By the third act, however, Macrinus is revealed as the true villain of the movie, who has been plotting to become emperor himself. In a monologue to Lucilla (Connie Nielsen), Macrinus reveals that he was once a slave of her father, Marcus Aurelius, but has since risen to the role of a wealthy man, second consul, and ultimately claimed the highest seat of power in Rome — which, by extension, makes him the most powerful man in the world. Improbable as it might sound, this isn’t far from the truth.
While certain corners of the internet groused about an African-American actor playing a Roman elite — let alone an emperor — there’s a slight issue with their outrage: Macrinus actually was African. He wasn’t even the first African Roman emperor (that would be Geta and Caracalla’s father, Septimius Severus). The gold earrings that Washington wears in “Gladiator II” aren’t just Hollywood embellishment, but were a traditional piercing for the Berber people of North Africa. A bust of the real Macrinus in Rome’s Hall of the Emperors sports similar earrings. He was never a slave, but he was the first ever member of the equestrian class (roughly equivalent to knights in medieval Europe) to become emperor of Rome — and that was controversial at the time.
According to historian Edward Gibbon, Macrinus was a man of “crafty ambition” who used his business savvy to raised himself to a high position in Caracalla’s court. After finding out that he’d somehow ended up on the emperor’s hit list, Macrinus persuaded a soldier with a grudge against Caracalla to stab him in the back while he “had stopped on the road for some necessary caution” (that’s historian for “pee break”).
Macrinus is the final villain of “Gladiator II,” but history remembers him more fondly, as the man who finally brought an end to Caracalla’s reign of blood and terror.

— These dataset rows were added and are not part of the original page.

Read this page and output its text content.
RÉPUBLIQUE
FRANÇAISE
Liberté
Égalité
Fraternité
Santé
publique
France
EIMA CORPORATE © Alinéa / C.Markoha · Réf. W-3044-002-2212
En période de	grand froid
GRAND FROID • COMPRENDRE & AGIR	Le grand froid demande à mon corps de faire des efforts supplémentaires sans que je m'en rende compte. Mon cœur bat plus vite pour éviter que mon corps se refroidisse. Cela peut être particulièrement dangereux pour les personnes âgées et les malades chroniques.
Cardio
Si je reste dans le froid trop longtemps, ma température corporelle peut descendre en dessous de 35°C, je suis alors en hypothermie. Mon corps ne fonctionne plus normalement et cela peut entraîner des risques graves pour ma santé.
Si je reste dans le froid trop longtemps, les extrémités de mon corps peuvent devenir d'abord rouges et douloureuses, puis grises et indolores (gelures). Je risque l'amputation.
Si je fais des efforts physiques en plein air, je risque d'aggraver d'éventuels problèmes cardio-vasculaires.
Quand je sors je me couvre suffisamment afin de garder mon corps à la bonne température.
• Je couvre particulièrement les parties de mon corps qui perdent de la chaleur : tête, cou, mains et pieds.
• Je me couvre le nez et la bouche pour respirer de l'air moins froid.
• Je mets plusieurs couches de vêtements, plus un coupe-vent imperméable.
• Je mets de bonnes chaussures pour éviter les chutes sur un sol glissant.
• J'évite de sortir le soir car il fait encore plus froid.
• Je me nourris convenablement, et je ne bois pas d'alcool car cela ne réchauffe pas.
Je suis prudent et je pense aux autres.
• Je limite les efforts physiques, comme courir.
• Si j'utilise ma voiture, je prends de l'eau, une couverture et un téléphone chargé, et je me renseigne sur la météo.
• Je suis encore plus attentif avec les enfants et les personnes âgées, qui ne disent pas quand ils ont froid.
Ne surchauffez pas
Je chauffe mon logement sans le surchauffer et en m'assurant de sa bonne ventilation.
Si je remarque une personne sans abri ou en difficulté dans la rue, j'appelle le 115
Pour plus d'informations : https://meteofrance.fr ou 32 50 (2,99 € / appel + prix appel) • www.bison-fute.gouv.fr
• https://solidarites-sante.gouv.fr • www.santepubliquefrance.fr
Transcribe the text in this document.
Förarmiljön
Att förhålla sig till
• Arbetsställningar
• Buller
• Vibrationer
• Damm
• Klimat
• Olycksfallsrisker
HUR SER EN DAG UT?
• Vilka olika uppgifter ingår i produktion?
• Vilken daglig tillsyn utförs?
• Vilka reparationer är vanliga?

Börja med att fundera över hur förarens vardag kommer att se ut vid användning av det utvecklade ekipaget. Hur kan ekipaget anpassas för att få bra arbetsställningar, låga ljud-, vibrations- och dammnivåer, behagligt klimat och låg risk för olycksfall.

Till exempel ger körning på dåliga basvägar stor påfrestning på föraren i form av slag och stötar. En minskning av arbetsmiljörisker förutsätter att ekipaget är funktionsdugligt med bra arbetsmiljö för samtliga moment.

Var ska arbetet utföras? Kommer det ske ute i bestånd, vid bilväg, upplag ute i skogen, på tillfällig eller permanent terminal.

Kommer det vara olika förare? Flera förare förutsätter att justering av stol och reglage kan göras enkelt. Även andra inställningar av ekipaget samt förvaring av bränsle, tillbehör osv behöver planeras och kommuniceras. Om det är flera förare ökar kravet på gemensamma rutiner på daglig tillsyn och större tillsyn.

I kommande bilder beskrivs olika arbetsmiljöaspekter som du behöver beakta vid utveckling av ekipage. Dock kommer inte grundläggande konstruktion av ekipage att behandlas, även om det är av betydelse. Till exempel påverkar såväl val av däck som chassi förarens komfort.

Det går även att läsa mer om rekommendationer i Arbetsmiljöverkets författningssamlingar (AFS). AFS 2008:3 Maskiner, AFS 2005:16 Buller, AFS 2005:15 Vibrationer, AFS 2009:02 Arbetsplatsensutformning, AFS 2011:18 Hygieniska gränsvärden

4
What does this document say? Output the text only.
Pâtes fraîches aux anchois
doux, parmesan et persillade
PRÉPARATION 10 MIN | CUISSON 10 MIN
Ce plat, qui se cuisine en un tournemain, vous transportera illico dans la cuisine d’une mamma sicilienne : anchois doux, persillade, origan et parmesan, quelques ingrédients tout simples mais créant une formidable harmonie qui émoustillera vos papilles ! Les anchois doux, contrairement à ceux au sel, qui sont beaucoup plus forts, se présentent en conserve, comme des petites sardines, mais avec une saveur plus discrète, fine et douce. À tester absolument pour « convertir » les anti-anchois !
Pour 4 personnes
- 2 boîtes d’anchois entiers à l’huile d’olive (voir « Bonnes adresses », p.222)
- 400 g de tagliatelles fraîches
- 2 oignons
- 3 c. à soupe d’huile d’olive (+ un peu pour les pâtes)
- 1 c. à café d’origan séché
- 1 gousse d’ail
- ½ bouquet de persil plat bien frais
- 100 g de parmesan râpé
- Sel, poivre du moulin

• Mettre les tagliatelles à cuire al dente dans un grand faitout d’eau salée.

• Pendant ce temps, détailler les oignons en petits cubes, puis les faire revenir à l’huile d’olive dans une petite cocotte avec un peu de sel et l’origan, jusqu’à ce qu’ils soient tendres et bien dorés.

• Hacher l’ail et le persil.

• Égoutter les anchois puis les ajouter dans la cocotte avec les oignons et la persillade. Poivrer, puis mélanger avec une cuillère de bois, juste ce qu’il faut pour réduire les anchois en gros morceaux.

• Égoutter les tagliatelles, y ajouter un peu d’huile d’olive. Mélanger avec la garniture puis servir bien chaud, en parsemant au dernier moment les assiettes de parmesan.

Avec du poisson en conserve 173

Gibbon wrote that, upon learning of the former emperor’s death, the Roman senate initially “exulted in their unexpected deliverance from a hated tyrant.” However, they were not happy about Macrinus being chosen as the new emperor by the army instead of the senate, especially since he was not himself a senator. He ruled for little more than a year before being assassinated and replaced with Geta and Caracalla’s cousin, Elagabalus.